Por Jose Morente

Las piernas de los toreros siempre están expuestas a las astas de los toros. En la fotografía, vemos (entre los estoques de Guerrita y el de Montes) la pierna ortopédica que usó el Tato cuando le amputaron la suya por culpa de la gangrena provocada por el puntazo que le propinó, en Madrid en 1869, el toro “Peregrino” de Vicente Martínez.
Antonio Sánchez el Tato, yerno de Cúchares y que había vivido un periodo glorioso como torero, acabó sus días de empleado del Matadero Municipal (La fotografía corresponde a la exhibición de algunas piezas del Museo taurino de Don Juan Bol en la Exposición de París de 1900)
Nota Previa.
Esta entrada esta elaborada tomando como base una pequeña parte de los contenidos desarrollados en la Charla que con el título “La técnica en el toreo. De Joselito el Gallo a José Tomás” tuve el placer de pronunciar el jueves último, día 29 de Noviembre, en la Facultad de Derecho del CEU dentro del presente curso del Aula de Tauromaquia (2012-2013). Curso que organiza y dirige, con tanto empeño como acierto y desde hace la friolera de 14 años, ese excepcional aficionado que se llama Rafael Cabrera Bonet.
Aunque conozco a Rafael desde hace muy poco tiempo (Por cierto, gracias a un amigo común Andrés de Miguel, otro aficionado de categoría) tengo que decir que es de esas personas de las que uno tiene la sensación de conocerlas de toda la vida. Quizás por compartir aficiones comunes y coincidir en lo fundamental. También, por discrepar en lo accesorio (lo que nos permite esas sabrosas discusiones que es lo que, en realidad, nos gusta de verdad a los que amamos la Fiesta). Pero, sobre todo, por su exquisito trato personal. El suyo y el de su mujer, Teresa, otra gran aficionada. Entre aficionados, pues, anda el juego.
La relativa complejidad de algunos de los temas tratados en la charla creo que aconsejan un análisis más detallado en este blog.
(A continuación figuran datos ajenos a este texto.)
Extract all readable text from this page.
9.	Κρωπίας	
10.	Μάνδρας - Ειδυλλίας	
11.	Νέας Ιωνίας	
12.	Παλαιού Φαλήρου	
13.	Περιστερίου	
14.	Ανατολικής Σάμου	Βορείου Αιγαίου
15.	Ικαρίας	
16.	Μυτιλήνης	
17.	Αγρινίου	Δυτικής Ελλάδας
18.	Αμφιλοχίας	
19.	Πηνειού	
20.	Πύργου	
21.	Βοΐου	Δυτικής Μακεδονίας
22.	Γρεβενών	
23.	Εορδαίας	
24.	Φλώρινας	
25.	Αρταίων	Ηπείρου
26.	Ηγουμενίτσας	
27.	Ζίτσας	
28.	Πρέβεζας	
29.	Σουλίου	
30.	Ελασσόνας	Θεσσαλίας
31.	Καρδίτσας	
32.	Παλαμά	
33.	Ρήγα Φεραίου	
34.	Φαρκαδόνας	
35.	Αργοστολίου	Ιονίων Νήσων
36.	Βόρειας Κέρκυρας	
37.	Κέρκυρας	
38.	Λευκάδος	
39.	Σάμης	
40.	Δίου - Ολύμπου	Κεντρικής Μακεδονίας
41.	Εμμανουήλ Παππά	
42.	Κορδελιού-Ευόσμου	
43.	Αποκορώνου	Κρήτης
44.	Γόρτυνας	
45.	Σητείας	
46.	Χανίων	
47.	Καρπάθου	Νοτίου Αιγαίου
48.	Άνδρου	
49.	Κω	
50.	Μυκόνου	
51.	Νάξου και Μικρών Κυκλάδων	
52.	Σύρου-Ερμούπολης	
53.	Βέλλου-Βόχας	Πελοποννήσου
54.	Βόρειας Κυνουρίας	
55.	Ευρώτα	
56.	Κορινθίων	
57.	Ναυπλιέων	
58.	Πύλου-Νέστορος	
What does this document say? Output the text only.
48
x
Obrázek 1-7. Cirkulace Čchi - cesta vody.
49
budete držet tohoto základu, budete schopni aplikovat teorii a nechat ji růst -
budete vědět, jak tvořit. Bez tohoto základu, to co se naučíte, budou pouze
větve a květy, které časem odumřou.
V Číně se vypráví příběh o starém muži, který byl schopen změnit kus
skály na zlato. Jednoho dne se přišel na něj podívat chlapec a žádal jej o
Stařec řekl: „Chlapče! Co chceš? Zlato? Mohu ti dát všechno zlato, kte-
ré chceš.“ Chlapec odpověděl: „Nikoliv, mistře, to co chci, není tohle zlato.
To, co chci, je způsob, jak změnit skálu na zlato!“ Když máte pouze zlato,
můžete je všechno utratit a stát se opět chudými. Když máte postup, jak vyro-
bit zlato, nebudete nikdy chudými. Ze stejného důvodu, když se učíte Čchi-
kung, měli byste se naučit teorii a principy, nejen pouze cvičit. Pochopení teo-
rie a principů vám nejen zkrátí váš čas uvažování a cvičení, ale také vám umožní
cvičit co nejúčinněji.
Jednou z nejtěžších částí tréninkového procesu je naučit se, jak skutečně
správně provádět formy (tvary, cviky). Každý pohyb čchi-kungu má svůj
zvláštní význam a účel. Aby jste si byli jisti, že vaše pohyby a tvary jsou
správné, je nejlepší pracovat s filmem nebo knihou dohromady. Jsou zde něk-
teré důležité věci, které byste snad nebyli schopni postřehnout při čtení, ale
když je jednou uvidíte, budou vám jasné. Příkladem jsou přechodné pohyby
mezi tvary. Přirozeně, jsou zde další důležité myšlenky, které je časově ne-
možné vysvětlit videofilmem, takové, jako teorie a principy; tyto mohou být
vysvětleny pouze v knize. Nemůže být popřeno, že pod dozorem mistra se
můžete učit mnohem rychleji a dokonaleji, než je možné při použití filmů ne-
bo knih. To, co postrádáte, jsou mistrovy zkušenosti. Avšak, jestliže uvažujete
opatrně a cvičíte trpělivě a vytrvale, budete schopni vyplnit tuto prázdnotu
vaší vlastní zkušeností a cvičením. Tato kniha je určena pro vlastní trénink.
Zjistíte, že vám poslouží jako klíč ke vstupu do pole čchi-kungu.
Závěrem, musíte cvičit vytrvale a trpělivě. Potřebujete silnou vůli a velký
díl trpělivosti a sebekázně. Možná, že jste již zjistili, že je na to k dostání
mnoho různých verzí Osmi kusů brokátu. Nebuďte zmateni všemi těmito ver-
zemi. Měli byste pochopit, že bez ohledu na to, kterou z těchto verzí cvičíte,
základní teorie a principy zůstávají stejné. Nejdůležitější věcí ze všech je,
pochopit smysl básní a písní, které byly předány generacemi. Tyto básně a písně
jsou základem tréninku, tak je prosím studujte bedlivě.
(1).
Además, por apartarse de las tesis más ortodoxas o convencionales al uso, estas cuestiones merecen ser adecuadamente matizadas. Especialmente, para aclarar algunas de las ideas difundidas (de forma necesariamente simplificada) en las redes sociales sobre lo que realmente se dijo allí.
En todo caso, es de justicia agradecer, y quiero aprovechar la ocasión para hacerlo ahora, la atención, interés y cariño con que los asistentes a la charla siguieron (y resistieron) una “faena” tan intensa y larga como fue la de la pasada tarde-noche.
Y vamos al toro que (como diría don Luis Fernández Salcedo) es de Coruche…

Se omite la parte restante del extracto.